Member of the Iowa House of Representatives
- In office 1969–1975

Personal details
- Born: Dennis Lester Freeman March 22, 1939 Paton, Iowa, U.S.
- Died: May 31, 2020 (aged 81) Stratford, Iowa, U.S.
- Party: Republican
- Spouse: Mary Lou Hawkinson ​ ​(m. 1962; died 2006)​
- Children: 4
- Alma mater: Gustavus Adolphus College (BS, 1961)
- Occupation: Politician

= Dennis L. Freeman =

American politician (1939–2020)

Dennis Lester Freeman (March 22, 1939 – May 31, 2020) was an American politician who served as a member of the Iowa House of Representatives for six years, from 1969 to 1975.

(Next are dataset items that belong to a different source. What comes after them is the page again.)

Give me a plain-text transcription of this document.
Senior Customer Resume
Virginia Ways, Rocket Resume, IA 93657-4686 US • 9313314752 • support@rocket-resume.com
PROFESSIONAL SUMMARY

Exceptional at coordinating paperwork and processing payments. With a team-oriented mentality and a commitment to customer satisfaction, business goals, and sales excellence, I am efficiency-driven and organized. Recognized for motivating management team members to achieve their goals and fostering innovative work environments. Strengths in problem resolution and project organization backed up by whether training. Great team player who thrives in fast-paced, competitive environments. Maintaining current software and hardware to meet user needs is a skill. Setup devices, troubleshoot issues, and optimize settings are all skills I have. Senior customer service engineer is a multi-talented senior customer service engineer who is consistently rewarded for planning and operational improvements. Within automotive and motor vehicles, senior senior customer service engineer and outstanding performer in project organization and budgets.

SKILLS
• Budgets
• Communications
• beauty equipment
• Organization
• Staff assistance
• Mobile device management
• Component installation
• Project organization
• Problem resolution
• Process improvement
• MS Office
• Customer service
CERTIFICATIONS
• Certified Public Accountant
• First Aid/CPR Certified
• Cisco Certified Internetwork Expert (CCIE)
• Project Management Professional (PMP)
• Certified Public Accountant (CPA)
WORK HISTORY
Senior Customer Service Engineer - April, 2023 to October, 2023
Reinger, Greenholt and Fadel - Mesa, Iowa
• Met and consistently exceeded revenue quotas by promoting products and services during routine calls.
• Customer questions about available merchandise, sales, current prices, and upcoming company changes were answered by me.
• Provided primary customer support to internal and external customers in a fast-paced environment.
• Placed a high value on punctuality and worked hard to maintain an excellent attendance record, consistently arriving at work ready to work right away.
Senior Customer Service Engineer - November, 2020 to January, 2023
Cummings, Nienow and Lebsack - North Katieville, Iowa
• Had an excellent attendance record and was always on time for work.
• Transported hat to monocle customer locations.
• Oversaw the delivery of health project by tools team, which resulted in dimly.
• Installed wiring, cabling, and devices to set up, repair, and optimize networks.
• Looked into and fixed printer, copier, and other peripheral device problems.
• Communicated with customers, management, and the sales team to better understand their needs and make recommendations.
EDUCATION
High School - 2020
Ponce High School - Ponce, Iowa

== Early life and career ==
Freeman was born in Paton, Iowa. He worked in the insurance industry. He served in the Iowa House of Representatives from 1969 to 1975 as a Republican.

== Personal life ==
Freeman attended Gustavus Adolphus College and graduated with a Bachelor of Science in 1961. He married Mary Lou Hawkinson the following year on June 10, 1962, and together they had four children.

== Death ==
He died at age 81 on May 31, 2020, in Stratford, Iowa, due to complications of Parkinson's disease.